I also suggested that now would be a good time to capture as much detail about the circumstances of the tests they’re doing: the hardware, how much data was moved back and forth, average CPU percentage consumption, maximum memory consumption.

There may be a point at which they may have to to extrapolate that test’s behavior to another environment (“Will this different hardware and different deployment conditions still achieve X actions completing in Y time?”) and having all the extra data might mean not having to rerun a test. Or perhaps it might identify another dimension to this particular successful test that was overlooked.

As much as I suggested defining a set of measures for the test, I warned against forgetting how the customer might perceive the test.

Another car example: Cargo area is most always indicated in those glossy brochures. While we can tell that 70 cubic feet is bigger than 68 cubic feet, the actual measure of cubic feet is not something most of us encounter frequently enough to know just how big 70 cubic feet really is, and just what fits in such a space. With the rear seats down my car purports to hold 70 cubit feet. However. when I’m loading up at the hardware store, all I care about is whether I can fit a few 2x4s inside.

(A 2×4 is a piece of standard piece of lumber, usually measuring 1-1/2″ x 3-1/2″ x 8′. The problem is that it’s eight feet long and shouldn’t bend, but should somehow fit diagonally. I can’t tell this from a brochure measurement. Only from real life.

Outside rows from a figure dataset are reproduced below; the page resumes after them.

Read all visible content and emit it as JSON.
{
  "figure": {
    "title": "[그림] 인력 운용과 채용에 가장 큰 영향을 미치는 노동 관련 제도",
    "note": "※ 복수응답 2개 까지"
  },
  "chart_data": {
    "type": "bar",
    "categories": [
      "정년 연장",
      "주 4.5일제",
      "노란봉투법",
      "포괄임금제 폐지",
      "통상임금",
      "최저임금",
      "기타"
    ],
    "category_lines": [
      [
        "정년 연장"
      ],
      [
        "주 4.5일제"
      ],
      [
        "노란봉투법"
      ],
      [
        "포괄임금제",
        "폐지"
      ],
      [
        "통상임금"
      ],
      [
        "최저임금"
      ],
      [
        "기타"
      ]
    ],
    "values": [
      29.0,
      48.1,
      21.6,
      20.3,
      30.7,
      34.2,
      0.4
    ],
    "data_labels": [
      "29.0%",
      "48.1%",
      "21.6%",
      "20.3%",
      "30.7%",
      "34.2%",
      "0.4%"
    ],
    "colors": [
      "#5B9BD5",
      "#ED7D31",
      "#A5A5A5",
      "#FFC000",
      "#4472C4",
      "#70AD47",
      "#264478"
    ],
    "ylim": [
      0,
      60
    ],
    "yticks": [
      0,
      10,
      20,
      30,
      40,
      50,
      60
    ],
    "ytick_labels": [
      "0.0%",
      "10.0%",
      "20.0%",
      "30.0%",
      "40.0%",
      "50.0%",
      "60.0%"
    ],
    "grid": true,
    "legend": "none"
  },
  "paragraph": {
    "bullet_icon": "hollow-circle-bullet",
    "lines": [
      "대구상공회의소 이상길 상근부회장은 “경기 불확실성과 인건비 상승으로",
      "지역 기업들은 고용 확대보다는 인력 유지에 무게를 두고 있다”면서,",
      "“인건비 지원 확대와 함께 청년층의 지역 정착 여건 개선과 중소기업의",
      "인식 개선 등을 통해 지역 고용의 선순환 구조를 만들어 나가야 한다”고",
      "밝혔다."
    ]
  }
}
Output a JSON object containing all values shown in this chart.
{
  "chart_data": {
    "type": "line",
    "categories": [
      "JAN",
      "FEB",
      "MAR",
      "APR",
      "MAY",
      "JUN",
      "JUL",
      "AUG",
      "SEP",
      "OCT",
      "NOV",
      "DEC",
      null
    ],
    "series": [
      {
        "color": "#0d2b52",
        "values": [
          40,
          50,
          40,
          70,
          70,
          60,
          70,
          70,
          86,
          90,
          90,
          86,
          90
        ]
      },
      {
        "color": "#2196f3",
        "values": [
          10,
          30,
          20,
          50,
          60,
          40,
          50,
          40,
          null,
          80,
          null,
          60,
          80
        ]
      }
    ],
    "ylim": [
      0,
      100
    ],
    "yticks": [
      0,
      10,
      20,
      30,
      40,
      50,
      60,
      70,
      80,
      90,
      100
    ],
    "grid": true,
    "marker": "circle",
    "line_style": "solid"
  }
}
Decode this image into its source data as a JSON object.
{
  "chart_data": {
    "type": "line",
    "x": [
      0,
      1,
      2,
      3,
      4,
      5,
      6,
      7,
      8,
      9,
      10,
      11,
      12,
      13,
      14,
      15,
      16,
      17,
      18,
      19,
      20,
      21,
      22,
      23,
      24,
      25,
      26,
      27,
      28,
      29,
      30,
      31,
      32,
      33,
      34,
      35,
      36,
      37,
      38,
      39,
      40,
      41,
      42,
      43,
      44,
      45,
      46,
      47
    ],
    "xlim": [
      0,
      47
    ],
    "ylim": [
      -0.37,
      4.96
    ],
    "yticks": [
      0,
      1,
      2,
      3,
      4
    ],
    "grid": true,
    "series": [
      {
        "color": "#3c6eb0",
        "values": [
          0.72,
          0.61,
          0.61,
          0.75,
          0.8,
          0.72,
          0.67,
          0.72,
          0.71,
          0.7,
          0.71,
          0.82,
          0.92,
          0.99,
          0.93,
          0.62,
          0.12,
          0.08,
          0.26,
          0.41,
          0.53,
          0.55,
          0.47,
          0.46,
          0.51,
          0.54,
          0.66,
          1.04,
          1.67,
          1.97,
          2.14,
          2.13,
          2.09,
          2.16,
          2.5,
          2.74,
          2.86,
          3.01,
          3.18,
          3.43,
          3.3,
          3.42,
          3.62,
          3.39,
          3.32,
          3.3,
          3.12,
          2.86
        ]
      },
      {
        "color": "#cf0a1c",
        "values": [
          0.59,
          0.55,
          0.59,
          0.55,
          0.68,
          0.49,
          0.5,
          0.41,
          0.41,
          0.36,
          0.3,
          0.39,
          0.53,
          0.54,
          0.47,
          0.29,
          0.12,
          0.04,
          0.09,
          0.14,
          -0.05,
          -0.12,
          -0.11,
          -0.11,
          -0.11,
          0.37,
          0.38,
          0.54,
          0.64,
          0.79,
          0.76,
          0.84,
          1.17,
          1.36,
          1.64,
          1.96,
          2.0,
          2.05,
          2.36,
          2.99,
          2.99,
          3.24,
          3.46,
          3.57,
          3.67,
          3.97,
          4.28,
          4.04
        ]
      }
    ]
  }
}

Of course my family is the one that brought an empty full-size cello case to see how it would fit, but that’s another story.)

As much as I think and dream about software performance, at the end of the day, any technical thoughts and results must be translated in to true customer-comprehensible meaning. “A batch of X actions complete in Y time” is exciting for the performance professional, but such measures have to be translated into meaningful customer statments.